After her youngest child started school, Buckley took a part-time position in Pastoral Care and Ministry of Visitation at her former church home, St. Simons Presbyterian.
“This position is all of the best parts of ministry. Writing and leading liturgy and prayers … chatting through the hard and the beautiful and the ugly and the sacred parts of life with church members,” Buckley says. “ … what an honor and what a blessing. It is heavy sometimes, but it is holy always.”
That, she feels, can also be said for life in general. It was this appreciation for the blessings amidst the brokenness of daily existence, that laid the foundation for Buckley’s book, Bless It.
“The book came about on accident. In the middle of the summer of 2020, I read over some ‘blessing cards’ created by DOWNTOWN CHURCH in Columbia, South Carolina, where my friend is the head pastor,” she says.
“They were real life beatitudes, offering words of grace and comfort in stationery sets. Our own church was starting a September series on the Beatitudes from Matthew’s gospel, “Blessings in an Upside Down World.”
To prepare for that, Buckley penned verses that reflected on ordinary, slice-of-life moments.

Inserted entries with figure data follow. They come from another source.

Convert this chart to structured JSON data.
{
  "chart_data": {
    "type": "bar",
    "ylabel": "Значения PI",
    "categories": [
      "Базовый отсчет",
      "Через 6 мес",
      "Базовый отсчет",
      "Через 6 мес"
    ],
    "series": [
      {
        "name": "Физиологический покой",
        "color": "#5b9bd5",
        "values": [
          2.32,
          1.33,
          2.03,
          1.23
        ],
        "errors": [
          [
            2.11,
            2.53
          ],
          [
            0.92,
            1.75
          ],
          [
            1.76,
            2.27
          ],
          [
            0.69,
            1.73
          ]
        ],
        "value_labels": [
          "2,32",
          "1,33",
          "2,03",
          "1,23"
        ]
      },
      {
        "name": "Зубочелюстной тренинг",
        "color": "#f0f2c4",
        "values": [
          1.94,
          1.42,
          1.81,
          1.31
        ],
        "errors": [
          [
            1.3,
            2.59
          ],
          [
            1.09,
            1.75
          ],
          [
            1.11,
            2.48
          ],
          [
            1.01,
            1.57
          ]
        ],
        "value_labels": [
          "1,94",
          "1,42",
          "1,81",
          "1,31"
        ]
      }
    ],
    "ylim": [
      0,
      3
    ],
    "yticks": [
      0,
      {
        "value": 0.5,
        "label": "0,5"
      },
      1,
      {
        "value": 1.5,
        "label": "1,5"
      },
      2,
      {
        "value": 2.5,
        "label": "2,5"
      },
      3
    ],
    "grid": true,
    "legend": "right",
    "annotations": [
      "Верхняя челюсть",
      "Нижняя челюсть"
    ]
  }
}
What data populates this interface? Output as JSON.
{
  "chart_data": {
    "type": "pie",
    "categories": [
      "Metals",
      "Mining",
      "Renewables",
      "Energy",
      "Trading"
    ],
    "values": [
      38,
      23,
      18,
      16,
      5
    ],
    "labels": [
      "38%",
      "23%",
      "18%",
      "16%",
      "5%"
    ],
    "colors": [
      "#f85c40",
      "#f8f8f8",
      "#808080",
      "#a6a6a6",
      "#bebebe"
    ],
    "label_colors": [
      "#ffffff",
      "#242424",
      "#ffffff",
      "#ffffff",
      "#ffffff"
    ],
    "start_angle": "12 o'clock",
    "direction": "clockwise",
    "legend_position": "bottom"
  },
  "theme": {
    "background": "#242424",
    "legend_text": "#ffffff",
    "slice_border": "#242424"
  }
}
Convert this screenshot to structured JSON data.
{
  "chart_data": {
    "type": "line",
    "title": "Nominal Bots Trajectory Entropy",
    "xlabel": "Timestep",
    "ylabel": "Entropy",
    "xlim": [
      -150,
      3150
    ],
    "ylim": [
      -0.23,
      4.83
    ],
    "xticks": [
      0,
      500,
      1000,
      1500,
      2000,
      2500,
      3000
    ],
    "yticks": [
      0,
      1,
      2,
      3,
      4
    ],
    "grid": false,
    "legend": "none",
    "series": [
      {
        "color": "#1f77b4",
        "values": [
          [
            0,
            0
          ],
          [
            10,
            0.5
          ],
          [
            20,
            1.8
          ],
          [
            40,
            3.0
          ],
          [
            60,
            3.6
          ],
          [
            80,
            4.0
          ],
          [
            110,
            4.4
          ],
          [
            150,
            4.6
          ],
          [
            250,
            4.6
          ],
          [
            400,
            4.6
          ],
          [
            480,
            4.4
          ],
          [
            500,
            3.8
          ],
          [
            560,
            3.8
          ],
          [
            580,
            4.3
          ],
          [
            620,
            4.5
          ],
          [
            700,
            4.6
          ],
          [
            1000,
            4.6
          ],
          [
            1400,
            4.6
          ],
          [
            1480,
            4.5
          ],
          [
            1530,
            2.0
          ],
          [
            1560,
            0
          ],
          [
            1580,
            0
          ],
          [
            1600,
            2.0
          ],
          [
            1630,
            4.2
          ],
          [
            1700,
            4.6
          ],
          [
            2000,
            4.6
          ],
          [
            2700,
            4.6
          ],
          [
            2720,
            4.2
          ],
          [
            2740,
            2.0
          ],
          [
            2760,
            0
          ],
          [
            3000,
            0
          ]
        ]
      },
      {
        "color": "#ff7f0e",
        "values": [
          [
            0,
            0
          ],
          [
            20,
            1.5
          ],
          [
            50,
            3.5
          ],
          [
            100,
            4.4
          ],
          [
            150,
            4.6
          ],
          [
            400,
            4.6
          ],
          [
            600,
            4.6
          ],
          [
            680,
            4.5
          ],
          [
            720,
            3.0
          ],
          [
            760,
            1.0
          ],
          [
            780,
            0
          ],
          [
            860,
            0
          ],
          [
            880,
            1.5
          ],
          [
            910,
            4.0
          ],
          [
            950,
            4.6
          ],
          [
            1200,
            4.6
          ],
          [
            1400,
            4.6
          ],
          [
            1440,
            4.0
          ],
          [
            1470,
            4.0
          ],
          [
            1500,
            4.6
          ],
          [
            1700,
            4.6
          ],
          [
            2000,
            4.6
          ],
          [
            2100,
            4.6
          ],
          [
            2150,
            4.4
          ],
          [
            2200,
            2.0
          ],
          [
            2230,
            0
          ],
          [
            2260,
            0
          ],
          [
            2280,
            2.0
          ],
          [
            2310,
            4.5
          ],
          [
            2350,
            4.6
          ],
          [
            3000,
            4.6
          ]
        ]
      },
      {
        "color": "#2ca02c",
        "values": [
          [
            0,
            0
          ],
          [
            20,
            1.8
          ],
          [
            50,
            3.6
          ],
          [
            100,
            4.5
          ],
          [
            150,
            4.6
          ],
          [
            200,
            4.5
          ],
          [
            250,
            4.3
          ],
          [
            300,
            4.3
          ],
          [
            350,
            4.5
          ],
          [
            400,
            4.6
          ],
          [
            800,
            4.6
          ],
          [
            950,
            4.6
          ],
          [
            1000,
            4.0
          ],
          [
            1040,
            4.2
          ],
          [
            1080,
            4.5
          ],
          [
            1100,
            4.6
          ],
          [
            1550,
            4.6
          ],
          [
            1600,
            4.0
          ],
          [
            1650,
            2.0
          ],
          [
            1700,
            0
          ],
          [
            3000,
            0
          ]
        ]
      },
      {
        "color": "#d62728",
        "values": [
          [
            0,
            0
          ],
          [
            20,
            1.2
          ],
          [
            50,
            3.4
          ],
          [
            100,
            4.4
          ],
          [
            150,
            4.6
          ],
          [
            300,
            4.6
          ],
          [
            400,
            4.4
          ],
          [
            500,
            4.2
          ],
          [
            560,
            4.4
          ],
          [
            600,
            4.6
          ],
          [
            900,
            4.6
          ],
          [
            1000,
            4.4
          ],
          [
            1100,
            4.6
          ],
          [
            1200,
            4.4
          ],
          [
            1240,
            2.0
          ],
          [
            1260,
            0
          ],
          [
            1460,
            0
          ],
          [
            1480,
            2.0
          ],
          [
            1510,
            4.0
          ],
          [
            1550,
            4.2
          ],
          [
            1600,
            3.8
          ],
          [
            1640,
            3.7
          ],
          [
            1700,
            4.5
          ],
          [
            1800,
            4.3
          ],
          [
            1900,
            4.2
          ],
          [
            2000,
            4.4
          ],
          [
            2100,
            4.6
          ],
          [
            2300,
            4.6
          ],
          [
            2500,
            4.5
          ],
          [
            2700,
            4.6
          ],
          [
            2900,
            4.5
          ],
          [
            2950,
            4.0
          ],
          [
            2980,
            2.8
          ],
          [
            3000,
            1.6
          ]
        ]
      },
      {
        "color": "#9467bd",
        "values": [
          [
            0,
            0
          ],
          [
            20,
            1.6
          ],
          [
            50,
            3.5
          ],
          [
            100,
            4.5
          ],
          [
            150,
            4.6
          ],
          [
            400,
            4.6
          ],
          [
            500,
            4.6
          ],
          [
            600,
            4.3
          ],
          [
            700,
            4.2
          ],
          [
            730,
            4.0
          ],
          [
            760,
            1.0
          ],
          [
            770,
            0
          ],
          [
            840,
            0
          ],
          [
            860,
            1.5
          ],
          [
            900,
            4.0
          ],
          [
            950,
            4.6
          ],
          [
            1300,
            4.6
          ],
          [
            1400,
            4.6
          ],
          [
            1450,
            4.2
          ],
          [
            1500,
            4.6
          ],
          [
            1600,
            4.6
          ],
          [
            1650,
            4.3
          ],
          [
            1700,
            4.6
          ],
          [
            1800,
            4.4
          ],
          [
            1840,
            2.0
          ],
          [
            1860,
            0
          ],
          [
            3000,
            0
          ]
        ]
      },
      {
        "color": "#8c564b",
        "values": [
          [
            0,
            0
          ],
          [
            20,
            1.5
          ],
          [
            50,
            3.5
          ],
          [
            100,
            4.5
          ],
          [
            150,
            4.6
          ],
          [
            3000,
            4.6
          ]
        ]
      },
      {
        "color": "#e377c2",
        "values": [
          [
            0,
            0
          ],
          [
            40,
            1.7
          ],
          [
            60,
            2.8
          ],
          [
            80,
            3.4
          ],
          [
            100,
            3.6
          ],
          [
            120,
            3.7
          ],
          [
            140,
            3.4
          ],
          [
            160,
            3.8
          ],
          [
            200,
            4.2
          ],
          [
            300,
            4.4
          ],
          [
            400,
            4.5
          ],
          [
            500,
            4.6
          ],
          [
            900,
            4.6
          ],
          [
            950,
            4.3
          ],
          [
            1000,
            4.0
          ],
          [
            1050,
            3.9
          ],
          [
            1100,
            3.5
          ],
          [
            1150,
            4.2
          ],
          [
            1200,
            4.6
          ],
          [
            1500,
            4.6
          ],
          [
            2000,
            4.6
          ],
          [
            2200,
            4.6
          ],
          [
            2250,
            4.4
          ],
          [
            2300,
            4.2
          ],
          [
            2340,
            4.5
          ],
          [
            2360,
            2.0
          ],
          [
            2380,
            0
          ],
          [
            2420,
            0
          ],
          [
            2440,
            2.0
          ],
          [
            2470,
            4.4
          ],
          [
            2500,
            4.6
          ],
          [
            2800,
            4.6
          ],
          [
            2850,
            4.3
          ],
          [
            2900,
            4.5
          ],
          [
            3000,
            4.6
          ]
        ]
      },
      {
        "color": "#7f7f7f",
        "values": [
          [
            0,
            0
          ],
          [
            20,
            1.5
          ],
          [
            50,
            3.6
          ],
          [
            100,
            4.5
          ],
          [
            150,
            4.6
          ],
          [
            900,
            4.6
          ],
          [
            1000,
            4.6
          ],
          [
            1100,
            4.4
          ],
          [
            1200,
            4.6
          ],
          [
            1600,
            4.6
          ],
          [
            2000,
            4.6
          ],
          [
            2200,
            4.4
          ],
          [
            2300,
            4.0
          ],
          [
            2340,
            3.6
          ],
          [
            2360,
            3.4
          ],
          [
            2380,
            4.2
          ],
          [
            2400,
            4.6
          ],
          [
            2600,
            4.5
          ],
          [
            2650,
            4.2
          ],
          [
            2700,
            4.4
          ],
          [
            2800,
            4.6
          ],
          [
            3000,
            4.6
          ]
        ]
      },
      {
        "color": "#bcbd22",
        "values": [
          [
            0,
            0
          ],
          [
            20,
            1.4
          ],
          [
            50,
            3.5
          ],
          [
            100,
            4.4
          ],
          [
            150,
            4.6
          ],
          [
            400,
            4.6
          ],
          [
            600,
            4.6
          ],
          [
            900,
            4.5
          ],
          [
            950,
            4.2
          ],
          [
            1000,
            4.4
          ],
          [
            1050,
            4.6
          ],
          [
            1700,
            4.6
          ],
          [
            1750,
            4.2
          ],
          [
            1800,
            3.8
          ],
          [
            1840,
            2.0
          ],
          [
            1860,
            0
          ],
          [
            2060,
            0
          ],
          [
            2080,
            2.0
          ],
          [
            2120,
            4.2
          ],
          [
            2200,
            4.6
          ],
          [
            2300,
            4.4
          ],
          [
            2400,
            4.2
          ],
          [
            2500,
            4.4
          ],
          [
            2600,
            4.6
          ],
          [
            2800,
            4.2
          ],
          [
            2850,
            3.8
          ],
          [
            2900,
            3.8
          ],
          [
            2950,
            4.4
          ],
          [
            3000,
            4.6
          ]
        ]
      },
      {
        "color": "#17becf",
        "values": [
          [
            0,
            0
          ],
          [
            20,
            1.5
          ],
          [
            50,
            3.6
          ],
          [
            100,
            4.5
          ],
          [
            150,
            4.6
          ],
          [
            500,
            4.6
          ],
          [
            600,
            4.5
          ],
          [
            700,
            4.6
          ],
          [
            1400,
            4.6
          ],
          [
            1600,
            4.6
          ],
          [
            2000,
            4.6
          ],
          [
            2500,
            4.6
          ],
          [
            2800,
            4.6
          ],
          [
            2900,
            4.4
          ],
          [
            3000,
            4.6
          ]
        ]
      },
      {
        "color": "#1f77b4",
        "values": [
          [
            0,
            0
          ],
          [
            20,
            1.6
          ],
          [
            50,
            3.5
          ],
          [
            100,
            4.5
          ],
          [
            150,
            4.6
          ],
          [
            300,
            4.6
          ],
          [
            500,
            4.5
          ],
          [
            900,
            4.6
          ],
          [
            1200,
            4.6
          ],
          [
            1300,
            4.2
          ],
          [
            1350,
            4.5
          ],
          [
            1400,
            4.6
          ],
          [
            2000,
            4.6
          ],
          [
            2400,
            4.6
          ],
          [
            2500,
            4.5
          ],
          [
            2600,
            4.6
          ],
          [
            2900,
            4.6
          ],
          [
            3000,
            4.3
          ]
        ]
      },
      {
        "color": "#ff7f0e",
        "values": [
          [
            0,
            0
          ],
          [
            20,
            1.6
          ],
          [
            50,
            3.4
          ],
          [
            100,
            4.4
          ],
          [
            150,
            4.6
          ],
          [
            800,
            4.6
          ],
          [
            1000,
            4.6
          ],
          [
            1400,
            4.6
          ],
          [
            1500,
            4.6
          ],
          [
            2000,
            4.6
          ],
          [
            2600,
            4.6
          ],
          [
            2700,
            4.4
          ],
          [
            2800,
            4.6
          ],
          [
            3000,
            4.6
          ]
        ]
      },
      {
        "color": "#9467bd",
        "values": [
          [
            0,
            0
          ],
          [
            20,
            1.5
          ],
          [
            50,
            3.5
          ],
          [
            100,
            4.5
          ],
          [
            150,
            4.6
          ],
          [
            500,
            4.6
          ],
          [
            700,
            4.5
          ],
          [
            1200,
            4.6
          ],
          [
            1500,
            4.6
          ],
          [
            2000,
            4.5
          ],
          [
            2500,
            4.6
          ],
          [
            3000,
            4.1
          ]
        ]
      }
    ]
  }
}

“Beatitudes for the 21st century, so to speak. I phoned my amazingly talented artist cousin, Teresa Lacks. She agreed to do some charcoal and pen sketches for 10 to 15 ‘blessings,’” she says.
Buckley’s poems were paired with the drawings and were then distributed to the congregates.
“They were invited to prayerfully write to someone that card made them think of — a nurse, a neighbor, a friend, a relative, a first responder, a teacher,” she explains.
The project prompted her to start looking for blessings in all moments of life. And, Buckley found many. Over time, they would become the pages that fill her book.
“The floodgates of my quarantine-induced creativity — and over-functioning — were opened, the river of blessings came in a torrent,” she says with a laugh.
“Everywhere I looked, something was broken and off-kilter. But that same something was not devoid of beauty or purpose. It was this life truth that every light has a dark and every human, a shadow and every beginning, an end. It was everywhere: Blessings in the brokenness.”
Her cousin agreed to continue drawing and the two ladies were off. Buckley hoped that readers would find that, while many questions in life remain unanswered, there is still an overwhelming amount of beauty that can often be found swirling with sorrow.
“The world as we know it is a spinning, spiraling hot mess of huge potential for growth, floating on top of a wave of destruction and devastation. There is hope and there is joy and there is richness in the same soil of sorrow and of suffering,” she says.
“They co-exist, like the Christian faith proclaims: Ashes and new life. So yes, I wrote this book only when I decided to write down with honesty and unapologetic facing of life questions, not with answers, but with a lens of grace.”
Bless It is available locally at G.J. Ford, The Vine, The Market at Sea Island, Righton Books, Wakeup Coffee, and via Amazon and Lulu online bookstore.